KTLA

Convicted Serial Killer, Former Marine Found Guilty of Murdering 5 Southern California Women

A 53-year-old serial killer was found guilty on Wednesday of murdering five women across Southern California in the late ’80s and early ’90s, officials said.

Andrew Urdiales’ conviction in the deaths of women from Orange, Riverside and San Diego counties raises his total number of victims to eight, after he was found guilty in the early 2000s of murdering three women in Illinois.

Prosecutors in Orange County will pursue the death penalty, the district attorney’s office said.

Urdiales, a former Marine, hated women and went on a killing rampage that began in Mission Viejo in 1986 and ended in Cathedral City in 1995, prosecutors said in court.

Four of the slayings occurred while he was stationed at Camp Pendleton, and the final while he was on vacation in Palm Springs, the Associated Press reported.

Andrew Urdiales victims Robbin Brandley, right, and Tammie Erwin are seen in photos provided by their families.

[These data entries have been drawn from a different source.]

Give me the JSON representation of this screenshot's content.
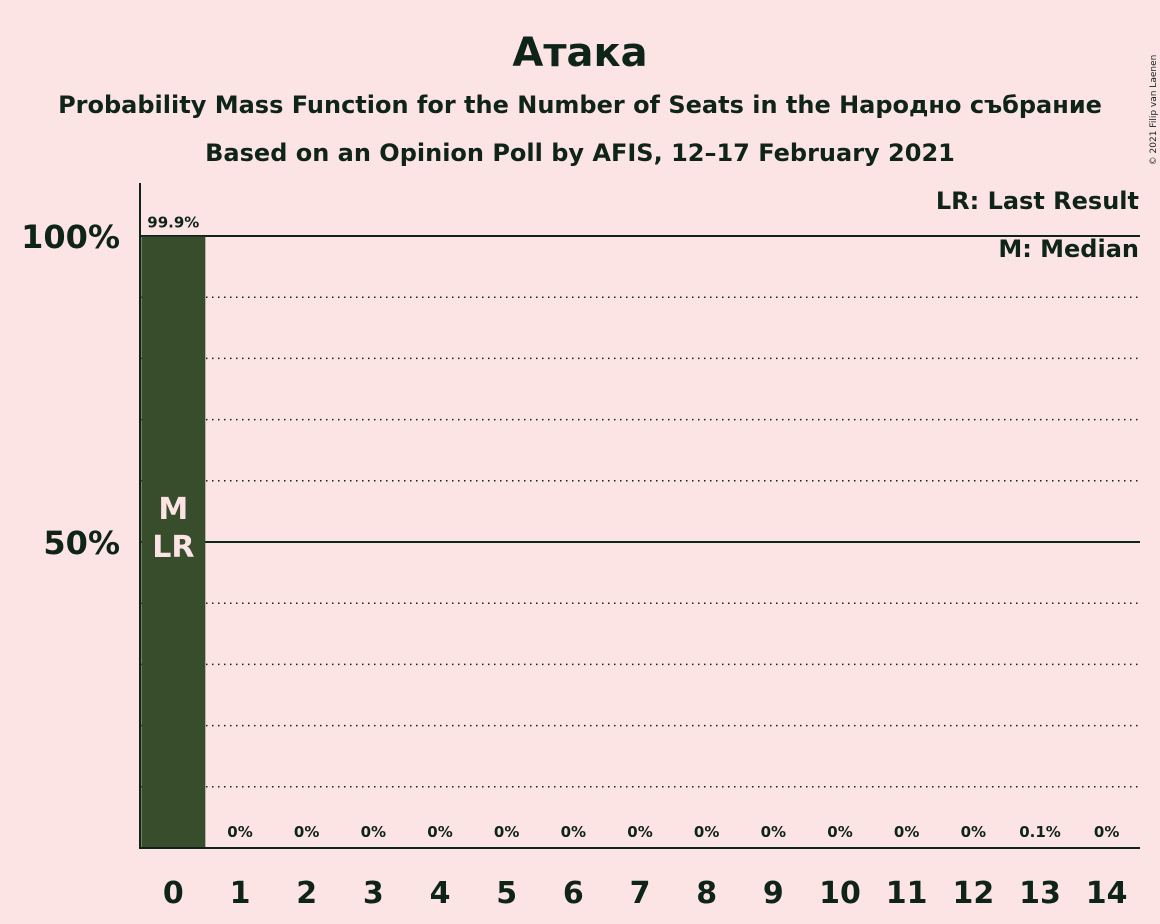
{
  "chart_data": {
    "type": "bar",
    "title": "Атака",
    "subtitle": "Probability Mass Function for the Number of Seats in the Народно събрание",
    "subtitle2": "Based on an Opinion Poll by AFIS, 12–17 February 2021",
    "categories": [
      "0",
      "1",
      "2",
      "3",
      "4",
      "5",
      "6",
      "7",
      "8",
      "9",
      "10",
      "11",
      "12",
      "13",
      "14"
    ],
    "values": [
      99.9,
      0,
      0,
      0,
      0,
      0,
      0,
      0,
      0,
      0,
      0,
      0,
      0,
      0.1,
      0
    ],
    "value_labels": [
      "99.9%",
      "0%",
      "0%",
      "0%",
      "0%",
      "0%",
      "0%",
      "0%",
      "0%",
      "0%",
      "0%",
      "0%",
      "0%",
      "0.1%",
      "0%"
    ],
    "ylim": [
      0,
      110
    ],
    "yticks": [
      {
        "value": 50,
        "label": "50%"
      },
      {
        "value": 100,
        "label": "100%"
      }
    ],
    "gridlines_dotted": [
      10,
      20,
      30,
      40,
      60,
      70,
      80,
      90
    ],
    "gridlines_solid": [
      50,
      100
    ],
    "bar_markers": [
      {
        "category": "0",
        "lines": [
          "M",
          "LR"
        ]
      }
    ],
    "legend": [
      "LR: Last Result",
      "M: Median"
    ],
    "legend_position": "top-right",
    "bar_color": "#374d2b",
    "background_color": "#fde4e4",
    "text_color": "#0f2418",
    "marker_text_color": "#fde4e4",
    "copyright": "© 2021 Filip van Laenen"
  }
}
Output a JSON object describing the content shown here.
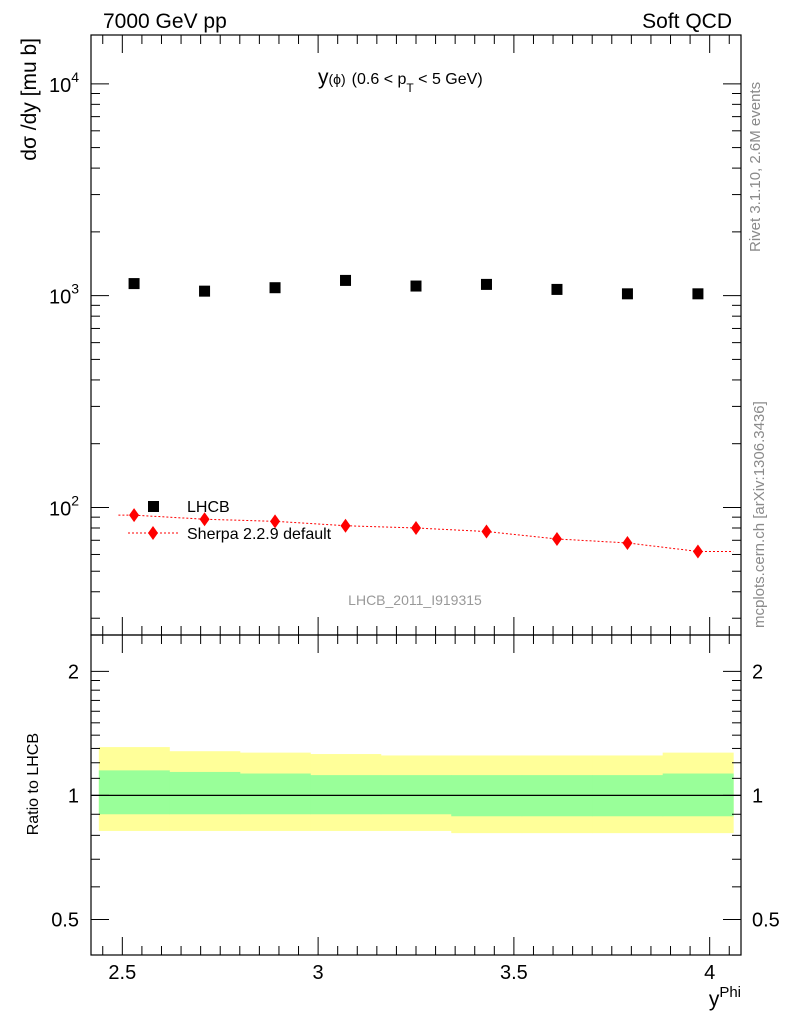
{
  "header": {
    "left": "7000 GeV pp",
    "right": "Soft QCD"
  },
  "side_text": {
    "rivet": "Rivet 3.1.10,  2.6M events",
    "mcplots": "mcplots.cern.ch [arXiv:1306.3436]"
  },
  "plot_title": {
    "y": "y",
    "phi": "(ϕ)",
    "range_a": "(0.6 < p",
    "sub": "T",
    "range_b": " < 5 GeV)"
  },
  "watermark": "LHCB_2011_I919315",
  "colors": {
    "data": "#000000",
    "mc": "#ff0000",
    "band_inner": "#99ff99",
    "band_outer": "#ffff99"
  },
  "chart_data": [
    {
      "type": "scatter",
      "name": "main",
      "ylabel": "dσ /dy [mu b]",
      "yscale": "log",
      "ylim": [
        25,
        17000
      ],
      "xlim": [
        2.42,
        4.08
      ],
      "yticks": [
        {
          "v": 100,
          "base": "10",
          "exp": "2"
        },
        {
          "v": 1000,
          "base": "10",
          "exp": "3"
        },
        {
          "v": 10000,
          "base": "10",
          "exp": "4"
        }
      ],
      "legend_position": "lower-left",
      "series": [
        {
          "name": "LHCB",
          "style": "square",
          "x": [
            2.53,
            2.71,
            2.89,
            3.07,
            3.25,
            3.43,
            3.61,
            3.79,
            3.97
          ],
          "y": [
            1140,
            1050,
            1090,
            1180,
            1110,
            1130,
            1070,
            1020,
            1020
          ]
        },
        {
          "name": "Sherpa 2.2.9 default",
          "style": "diamond-dotted-line",
          "x": [
            2.53,
            2.71,
            2.89,
            3.07,
            3.25,
            3.43,
            3.61,
            3.79,
            3.97
          ],
          "y": [
            92,
            88,
            86,
            82,
            80,
            77,
            71,
            68,
            62
          ]
        }
      ]
    },
    {
      "type": "area",
      "name": "ratio",
      "ylabel": "Ratio to LHCB",
      "yscale": "log",
      "ylim": [
        0.41,
        2.45
      ],
      "xlim": [
        2.42,
        4.08
      ],
      "xlabel_base": "y",
      "xlabel_sup": "Phi",
      "yticks": [
        {
          "v": 0.5,
          "label": "0.5"
        },
        {
          "v": 1,
          "label": "1"
        },
        {
          "v": 2,
          "label": "2"
        }
      ],
      "xticks": [
        {
          "v": 2.5,
          "label": "2.5"
        },
        {
          "v": 3,
          "label": "3"
        },
        {
          "v": 3.5,
          "label": "3.5"
        },
        {
          "v": 4,
          "label": "4"
        }
      ],
      "bins": [
        2.44,
        2.62,
        2.8,
        2.98,
        3.16,
        3.34,
        3.52,
        3.7,
        3.88,
        4.06
      ],
      "stat_band": [
        [
          0.9,
          1.15
        ],
        [
          0.9,
          1.14
        ],
        [
          0.9,
          1.13
        ],
        [
          0.9,
          1.12
        ],
        [
          0.9,
          1.12
        ],
        [
          0.89,
          1.12
        ],
        [
          0.89,
          1.12
        ],
        [
          0.89,
          1.12
        ],
        [
          0.89,
          1.13
        ]
      ],
      "total_band": [
        [
          0.82,
          1.31
        ],
        [
          0.82,
          1.28
        ],
        [
          0.82,
          1.27
        ],
        [
          0.82,
          1.26
        ],
        [
          0.82,
          1.25
        ],
        [
          0.81,
          1.25
        ],
        [
          0.81,
          1.25
        ],
        [
          0.81,
          1.25
        ],
        [
          0.81,
          1.27
        ]
      ]
    }
  ]
}
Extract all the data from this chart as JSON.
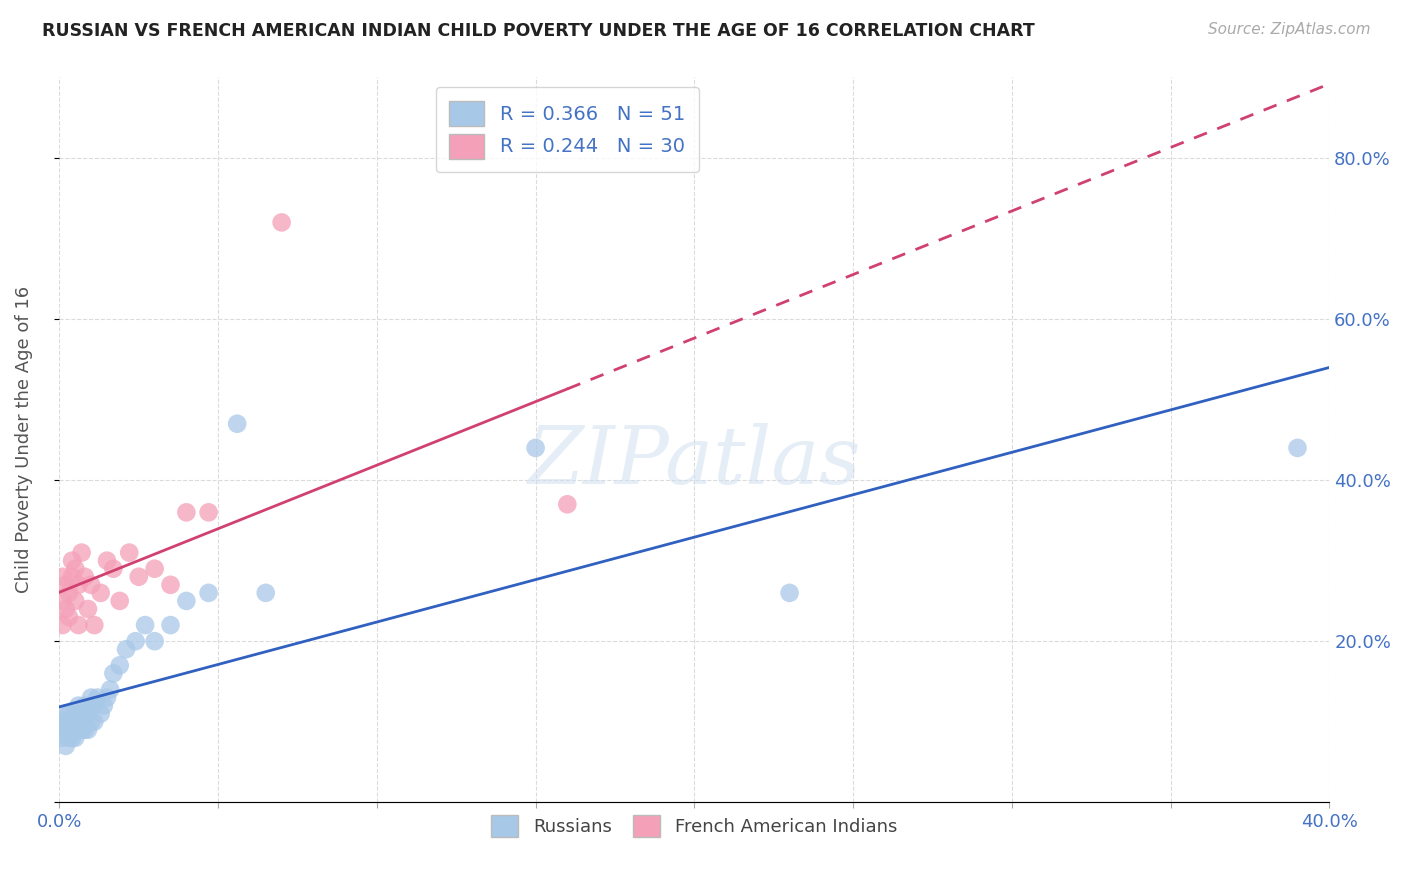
{
  "title": "RUSSIAN VS FRENCH AMERICAN INDIAN CHILD POVERTY UNDER THE AGE OF 16 CORRELATION CHART",
  "source": "Source: ZipAtlas.com",
  "ylabel": "Child Poverty Under the Age of 16",
  "yticks": [
    "",
    "20.0%",
    "40.0%",
    "60.0%",
    "80.0%"
  ],
  "ytick_vals": [
    0.0,
    0.2,
    0.4,
    0.6,
    0.8
  ],
  "russian_color": "#a8c8e8",
  "french_color": "#f4a0b8",
  "trend_russian_color": "#3060c0",
  "trend_french_color": "#d04070",
  "russian_x": [
    0.001,
    0.001,
    0.001,
    0.002,
    0.002,
    0.002,
    0.002,
    0.003,
    0.003,
    0.003,
    0.003,
    0.004,
    0.004,
    0.004,
    0.005,
    0.005,
    0.005,
    0.006,
    0.006,
    0.006,
    0.007,
    0.007,
    0.007,
    0.008,
    0.008,
    0.008,
    0.009,
    0.009,
    0.01,
    0.01,
    0.011,
    0.011,
    0.012,
    0.013,
    0.014,
    0.015,
    0.016,
    0.017,
    0.019,
    0.021,
    0.024,
    0.027,
    0.03,
    0.035,
    0.04,
    0.047,
    0.056,
    0.065,
    0.15,
    0.23,
    0.39
  ],
  "russian_y": [
    0.08,
    0.09,
    0.1,
    0.07,
    0.09,
    0.1,
    0.11,
    0.08,
    0.09,
    0.1,
    0.11,
    0.08,
    0.09,
    0.1,
    0.08,
    0.09,
    0.11,
    0.09,
    0.1,
    0.12,
    0.09,
    0.1,
    0.11,
    0.09,
    0.1,
    0.12,
    0.09,
    0.11,
    0.1,
    0.13,
    0.1,
    0.12,
    0.13,
    0.11,
    0.12,
    0.13,
    0.14,
    0.16,
    0.17,
    0.19,
    0.2,
    0.22,
    0.2,
    0.22,
    0.25,
    0.26,
    0.47,
    0.26,
    0.44,
    0.26,
    0.44
  ],
  "french_x": [
    0.001,
    0.001,
    0.001,
    0.002,
    0.002,
    0.003,
    0.003,
    0.004,
    0.004,
    0.005,
    0.005,
    0.006,
    0.006,
    0.007,
    0.008,
    0.009,
    0.01,
    0.011,
    0.013,
    0.015,
    0.017,
    0.019,
    0.022,
    0.025,
    0.03,
    0.035,
    0.04,
    0.047,
    0.07,
    0.16
  ],
  "french_y": [
    0.22,
    0.25,
    0.28,
    0.24,
    0.27,
    0.23,
    0.26,
    0.28,
    0.3,
    0.25,
    0.29,
    0.22,
    0.27,
    0.31,
    0.28,
    0.24,
    0.27,
    0.22,
    0.26,
    0.3,
    0.29,
    0.25,
    0.31,
    0.28,
    0.29,
    0.27,
    0.36,
    0.36,
    0.72,
    0.37
  ],
  "xlim": [
    0.0,
    0.4
  ],
  "ylim": [
    0.0,
    0.9
  ],
  "background_color": "#ffffff"
}
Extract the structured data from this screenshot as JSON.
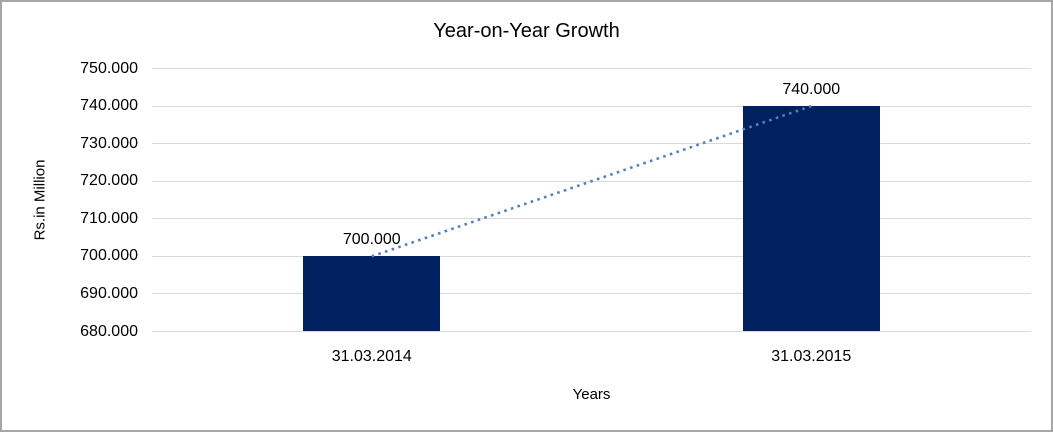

His first victim was 23-year-old Robbin Brandley, a student at Saddleback College. According to the AP and court proceedings, she was walking back to her car after volunteering as an usher at an on-campus piano concert when she was attacked by Urdiales, who had been lying in wait looking for a random person to kill.

Brandley father’s, Jack Reilley, took in the details of her case while sitting feet away from Urdiales in court on Wednesday.

“When they showed the picture of Robbin laying by her car, and then they showed the picture of Robbin’s face with the eyes open, and then there’s the other picture where her dress was pulled up with a bloody hand,” Reilley told KTLA. “I’ve never hated anybody before, ever in my life, but boy, sitting there looking at him I felt pure hate.”

His other four Southern California victims were prostitutes who he picked up and drove to secluded areas, where he had sex with them before killing them, the AP said.

The father of Tammie Erwin, who Urdiales was convicted of murdering in Riverside County when she was 18, said he hopes the serial killer is sentenced to death.

“Because of the nature of his crimes — the way he did the girls like they were just trash, just throw them away — I think he deserves it,” Charles Erwin said.

Urdiales was twice given capital punishment in Illinois, but the sentences were commuted to life in prison when the state’s governor abolished the death penalty in 2011.

That same year, Urdiales was extradited to California to stand trial in Orange County, which handled the prosecution of all five Southern California murders.

The penalty phase of the trial, when the court will decide whether to again sentence him to death, is set to begin Tuesday.